We investigate the adiabatic and diabatic thermal balance of an atmospheric general circulation model (GCM) under two conditions: the control case, representing today's atmosphere, and a “nuclear winter” scenario in which virtually all sunlight in northern hemisphere mid‐latitudes is absorbed in the upper troposphere by prescribed dense smoke clouds hypothesized to result from the burning of many cities in a nuclear war. We also examine the changes in moisture and cloudiness simulated by the model. Our object is to examine the reliability of existing simulations of the climatic response to assumed dense, widespread, high‐altitude smoke and to identify improvements needed in model parameterizations. We find that in the smoke‐perturbed case our model simulation of land surface temperature is particularly influenced (i.e., warmed) by parameterized diffusion of heat downward from the lower troposphere. In turn the lower troposphere over land is supplied with heat transported from the relatively warm oceans.

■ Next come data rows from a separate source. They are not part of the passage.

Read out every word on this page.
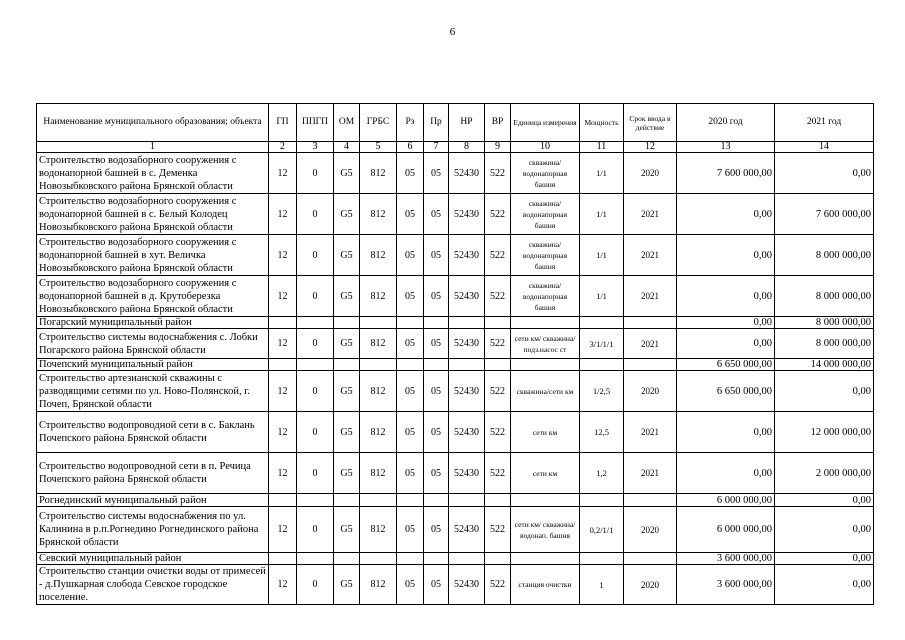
6
Наименование муниципального образования; объекта	ГП	ППГП	ОМ	ГРБС	Рз	Пр	НР	ВР	Единица измерения	Мощность	Срок ввода в действие	2020 год	2021 год
1	2	3	4	5	6	7	8	9	10	11	12	13	14
Строительство водозаборного сооружения с водонапорной башней в с. Деменка Новозыбковского района Брянской области	12	0	G5	812	05	05	52430	522	скважина/ водонапорная башня	1/1	2020	7 600 000,00	0,00
Строительство водозаборного сооружения с водонапорной башней в с. Белый Колодец Новозыбковского района Брянской области	12	0	G5	812	05	05	52430	522	скважина/ водонапорная башня	1/1	2021	0,00	7 600 000,00
Строительство водозаборного сооружения с водонапорной башней в хут. Величка Новозыбковского района Брянской области	12	0	G5	812	05	05	52430	522	скважина/ водонапорная башня	1/1	2021	0,00	8 000 000,00
Строительство водозаборного сооружения с водонапорной башней в д. Крутоберезка Новозыбковского района Брянской области	12	0	G5	812	05	05	52430	522	скважина/ водонапорная башня	1/1	2021	0,00	8 000 000,00
Погарский муниципальный район												0,00	8 000 000,00
Строительство системы водоснабжения с. Лобки Погарского района Брянской области	12	0	G5	812	05	05	52430	522	сети км/ скважина/ подз.насос ст	3/1/1/1	2021	0,00	8 000 000,00
Почепский муниципальный район												6 650 000,00	14 000 000,00
Строительство артезианской скважины с разводящими сетями по ул. Ново-Полянской, г. Почеп, Брянской области	12	0	G5	812	05	05	52430	522	скважина/сети км	1/2,5	2020	6 650 000,00	0,00
Строительство водопроводной сети в с. Баклань Почепского района Брянской области	12	0	G5	812	05	05	52430	522	сети км	12,5	2021	0,00	12 000 000,00
Строительство водопроводной сети в п. Речица Почепского района Брянской области	12	0	G5	812	05	05	52430	522	сети км	1,2	2021	0,00	2 000 000,00
Рогнединский муниципальный район												6 000 000,00	0,00
Строительство системы водоснабжения по ул. Калинина в р.п.Рогнедино Рогнединского района Брянской области	12	0	G5	812	05	05	52430	522	сети км/ скважина/ водонап. башня	0,2/1/1	2020	6 000 000,00	0,00
Севский муниципальный район												3 600 000,00	0,00
Строительство станции очистки воды от примесей - д.Пушкарная слобода Севское городское поселение.	12	0	G5	812	05	05	52430	522	станция очистки	1	2020	3 600 000,00	0,00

Thermal balance in the perturbed atmosphere as a whole is dominated by intense solar heating of the upper troposphere smoke layer in mid‐latitudes balanced by parameterized dry convection and large‐scale dynamical heat transport. Clouds largely disappear in the mid to upper troposphere in smoke‐affected regions as a consequence of a decrease in local relative humidity that results from temperature increases and, to a smaller extent, from a reduction of vertical moisture transport. The computation of substantial downward vertical heat diffusion into the lowest model layer is almost certainly an overestimate for the smoke‐perturbed conditions of high vertical stability. Consequently, the use of the present diffusive parameterization will, in the absence of other errors, result in an underestimate of the magnitude of land surface cooling in the “nuclear winter” scenario. Current three‐dimensional model simulations, however, contain numerous additional omissions and approximations that make it difficult to say whether “nuclear winter” simulations, to date, produce effects that are more or less severe than those that might really occur given the hypothesized smoke amounts and distribution. We believe that the most important areas for GCM enhancement to study climatic effects of nuclear war‐generated aerosols include improved surface and planetary boundary layer processes and incorporation of radiatively active aerosol tracer transport and removal.